私の顔を見て思わず、ヒッと仰け反るサトミちゃん。その、本当に怯えた顔を見た瞬間、胸の奥に小さな引っかかりを覚えた。ずっとムカついてたんだけど、こんな顔が見たかったわけじゃない。
「お母さんに止められていたんだ。ユキの性格的に何をするかわからないって」
サトミちゃんの言葉が、ストンと腑に落ちた。そうか、本当の標的は母親だったのか。サトミちゃんは、ただの勘違いでこんな目に遭っている。小さな後悔が胸をよぎる。今から母親をターゲットにするのは簡単だろう。でも、あの人がいなくなるデメリットは大きすぎる。それに、サトミちゃんがこのまま近所や職場で好奇の目に晒されれば、間接的に母親にもダメージはいくはずだ。
やがて、タクシーは見慣れた家の前に静かに滑り込んだ。私が精算して先に降り、ドラッグストアで買ったゼリー飲料の入った袋を手に持つ。玄関のドアを開け、静かな家の中へ。

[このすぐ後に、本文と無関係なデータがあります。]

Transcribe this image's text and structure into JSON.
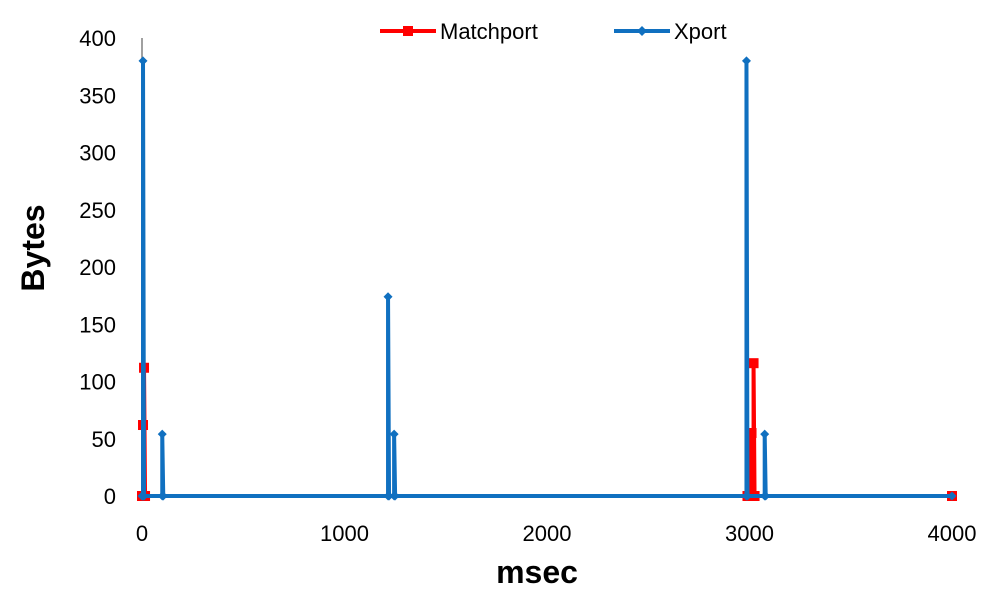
{
  "chart_data": {
    "type": "line",
    "title": "",
    "xlabel": "msec",
    "ylabel": "Bytes",
    "xlim": [
      0,
      4000
    ],
    "ylim": [
      0,
      400
    ],
    "x_ticks": [
      "0",
      "1000",
      "2000",
      "3000",
      "4000"
    ],
    "y_ticks": [
      "0",
      "50",
      "100",
      "150",
      "200",
      "250",
      "300",
      "350",
      "400"
    ],
    "grid": false,
    "legend_position": "top",
    "series": [
      {
        "name": "Matchport",
        "color": "#ff0000",
        "marker": "square",
        "x": [
          0,
          5,
          5,
          10,
          10,
          15,
          2990,
          3000,
          3000,
          3005,
          3005,
          3010,
          3010,
          3015,
          3020,
          3020,
          3025,
          4000
        ],
        "y": [
          0,
          0,
          62,
          0,
          112,
          0,
          0,
          0,
          55,
          0,
          55,
          0,
          55,
          0,
          0,
          116,
          0,
          0
        ]
      },
      {
        "name": "Xport",
        "color": "#1070c0",
        "marker": "diamond",
        "x": [
          0,
          5,
          5,
          10,
          100,
          100,
          105,
          1215,
          1215,
          1220,
          1245,
          1245,
          1250,
          2985,
          2985,
          2990,
          3075,
          3075,
          3080,
          4000
        ],
        "y": [
          0,
          0,
          380,
          0,
          0,
          54,
          0,
          0,
          174,
          0,
          0,
          54,
          0,
          0,
          380,
          0,
          0,
          54,
          0,
          0
        ]
      }
    ]
  }
}
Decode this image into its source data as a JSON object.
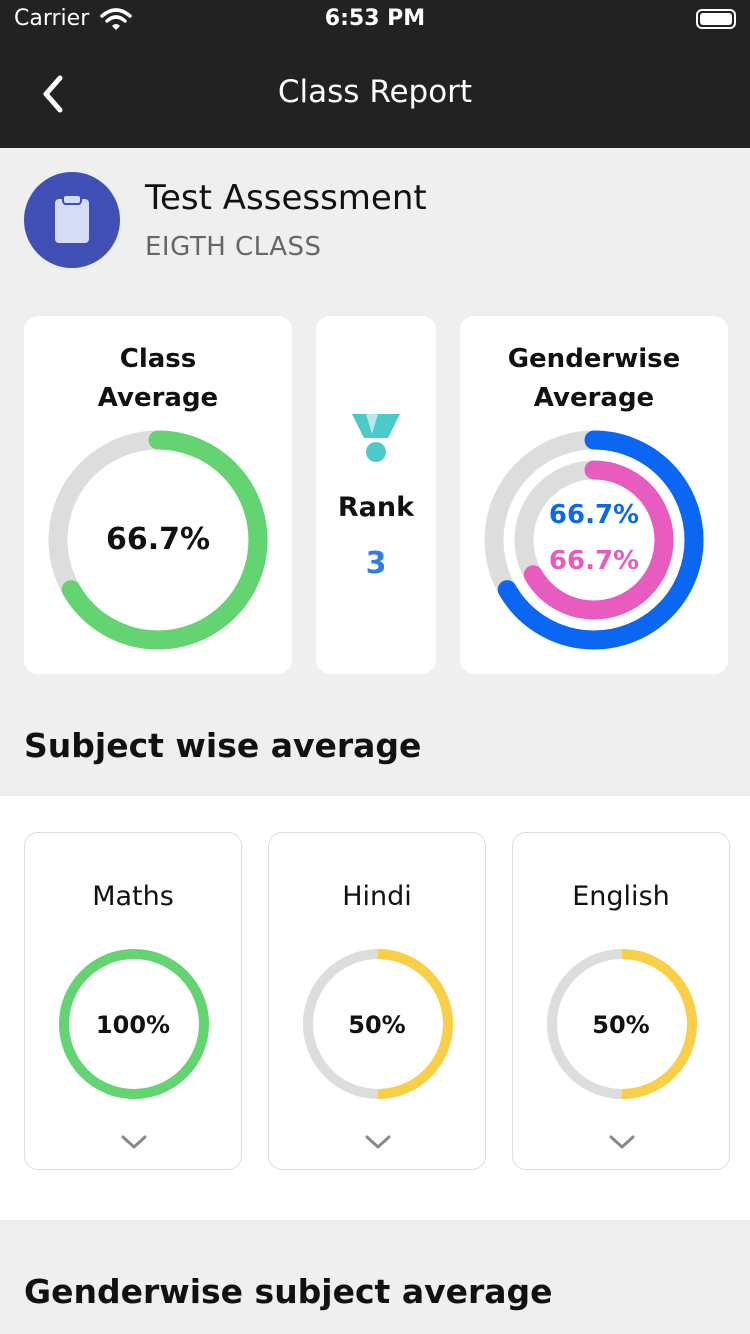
{
  "status": {
    "carrier": "Carrier",
    "time": "6:53 PM"
  },
  "nav": {
    "title": "Class Report"
  },
  "assessment": {
    "title": "Test Assessment",
    "class_name": "EIGTH CLASS"
  },
  "summary": {
    "class_average": {
      "title_line1": "Class",
      "title_line2": "Average",
      "value_label": "66.7%",
      "value": 66.7,
      "color": "#63d471"
    },
    "rank": {
      "label": "Rank",
      "value": "3",
      "icon": "medal-icon",
      "color": "#2f7be8",
      "icon_color": "#4cc9c9"
    },
    "genderwise": {
      "title_line1": "Genderwise",
      "title_line2": "Average",
      "boys": {
        "value_label": "66.7%",
        "value": 66.7,
        "color": "#0b66f2"
      },
      "girls": {
        "value_label": "66.7%",
        "value": 66.7,
        "color": "#e85bbf"
      }
    }
  },
  "subject_section_title": "Subject wise average",
  "subjects": [
    {
      "name": "Maths",
      "value_label": "100%",
      "value": 100,
      "color": "#63d471"
    },
    {
      "name": "Hindi",
      "value_label": "50%",
      "value": 50,
      "color": "#f8cf47"
    },
    {
      "name": "English",
      "value_label": "50%",
      "value": 50,
      "color": "#f8cf47"
    }
  ],
  "gender_section_title": "Genderwise subject average",
  "colors": {
    "ring_track": "#dddddd",
    "header": "#222222",
    "accent_icon_bg": "#3f4fb6"
  }
}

二階の寝室のドアを少し開けると、お母さんが薄い布団をかけて横になっていた。
「お母さん、これ」
私はゼリー飲料を差し出した。
「ありがとう、ユキ。ねえ……どうして、こんなことになっちゃったの?」
お母さんの声は弱々しい。疲労の色が濃い顔には、うっすらと涙の跡が見える。
「もう、職場でもサトミのことも、青木さんの件まで知られて……行きたくない」
弱音を吐くお母さんに、私は冷たい視線を送った。
「生活の為でしょ。お父さんだって同じかもよ?でも文句一つ言わないわ」
思わず突き放すような言葉が、私の口をついて出た。
一階のリビングに戻ると、サトミちゃんは制服のまま、タブレットで日曜朝の女児向けアニメ、『ドキドキ!プリズムエンジェル』(略して『プリエン』)を熱心に見つめていた。
「サトミちゃん、プリエンを見る前に制服は脱ごうね。シワになっちゃう。まるで本当に幼稚園児みたいだよ」
私が少し意地悪く言うと、サトミちゃんはなぜか笑った。
「あはは、そのセリフは高校生じゃなくてママみたい」
そう言って、プリエンを一時停止して制服を脱ぎ始める。スカートのホックを外しかけた時、サトミちゃんの手が止まった。
(ひょっとして!おもらし?)
私の思考に合わせるように、サトミちゃんが言った。
「ユキ。悪いけどおむつとおしり拭き持ってきて。動くと股の間から漏れちゃいそう」
口調は高校生の時のまま、高校生ではありえないお願いをしてきた。リビングが汚れてはたまらない。言われた通りに動く。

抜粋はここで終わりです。